"Don't say it," begged Nan, with a little laugh. "You mustn't talk about people behind their backs, you know."

"But now our game is spoiled, and we have a whole long morning on our hands," wailed Grace. "I wish I had slept a couple of hours longer."

"I tell you what we'll do," said Walter, with sudden inspiration. "We'll take some fishing tackle—Grace and I have enough to go round—and go out in the little old Bargain Rush to a place I know of where the fish just come trotting up begging to be caught. How about it, girls? Are you on?"

It seemed that they were, enthusiastically so, and half an hour later Grace was declaring that she was sorry about poor Nan's wrist, of course, but if this wasn't better than playing a hot game of tennis and probably getting beaten, her name wasn't Grace Mason, that's all.

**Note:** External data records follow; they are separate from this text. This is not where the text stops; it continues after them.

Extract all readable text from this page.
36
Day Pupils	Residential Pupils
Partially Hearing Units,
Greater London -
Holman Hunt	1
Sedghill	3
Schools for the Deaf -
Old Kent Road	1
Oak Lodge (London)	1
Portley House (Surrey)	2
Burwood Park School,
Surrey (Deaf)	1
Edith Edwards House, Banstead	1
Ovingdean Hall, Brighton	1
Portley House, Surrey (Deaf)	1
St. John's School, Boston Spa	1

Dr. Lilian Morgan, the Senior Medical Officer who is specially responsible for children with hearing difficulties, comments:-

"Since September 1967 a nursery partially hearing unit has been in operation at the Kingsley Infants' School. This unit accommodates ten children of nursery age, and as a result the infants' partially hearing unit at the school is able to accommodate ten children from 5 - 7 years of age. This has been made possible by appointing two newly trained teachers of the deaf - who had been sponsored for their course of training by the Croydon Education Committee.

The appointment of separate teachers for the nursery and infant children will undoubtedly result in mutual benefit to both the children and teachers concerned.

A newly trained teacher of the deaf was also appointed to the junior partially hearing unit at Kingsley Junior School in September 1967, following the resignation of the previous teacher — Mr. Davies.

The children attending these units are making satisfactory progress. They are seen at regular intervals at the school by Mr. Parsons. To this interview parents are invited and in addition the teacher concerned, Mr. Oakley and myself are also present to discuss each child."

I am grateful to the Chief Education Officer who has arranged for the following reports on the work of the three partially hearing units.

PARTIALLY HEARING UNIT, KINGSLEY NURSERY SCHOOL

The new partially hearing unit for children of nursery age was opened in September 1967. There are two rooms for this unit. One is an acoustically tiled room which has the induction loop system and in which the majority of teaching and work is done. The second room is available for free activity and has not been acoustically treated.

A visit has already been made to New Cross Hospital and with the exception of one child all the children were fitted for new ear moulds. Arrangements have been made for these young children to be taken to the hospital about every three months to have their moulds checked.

Walter was right about the fish—they seemed to enjoy being caught, and when, almost at noon time, they came back to the hotel with Walter bringing up the rear with the result of the morning's sport proudly displayed, strangers followed them with envious eyes and people they knew stopped them to ask where they had found the fish.

As for Nan, she tried hard to enter into the old round of gaieties with her usual enthusiasm, for she knew that to show how worried she was would only spoil the fun of her friends. But to herself she acknowledged that she would not really be able to enjoy anything again until the mystery of those dangerous papers in her bag was finally cleared up and she was free from espionage once more.

Walter seemed to be the only one who really understood her state of mind and when she pleaded a headache that afternoon and broke an engagement with the girls to go to the cocoanut grove for tea, it was Walter who silenced their protests and took her himself up to her room.

"I'm awfully sorry about this," he said, taking the wrist, which had been rubbed with liniment and neatly bandaged by Mrs. Mason, in one of his sunburned hands and patting it awkwardly. "Does it ache very much now?"

"N-no. It doesn't ache at all," said Nan, adding quickly to cover her confusion as she drew her hand away, "I think you had better go down to the girls now, Walter. They will think you've deserted them."

"Oh, all right," said Walter, and perhaps it was only Nan's imagination that made her think he looked hurt. "Be sure and save the first two dances for me to-night."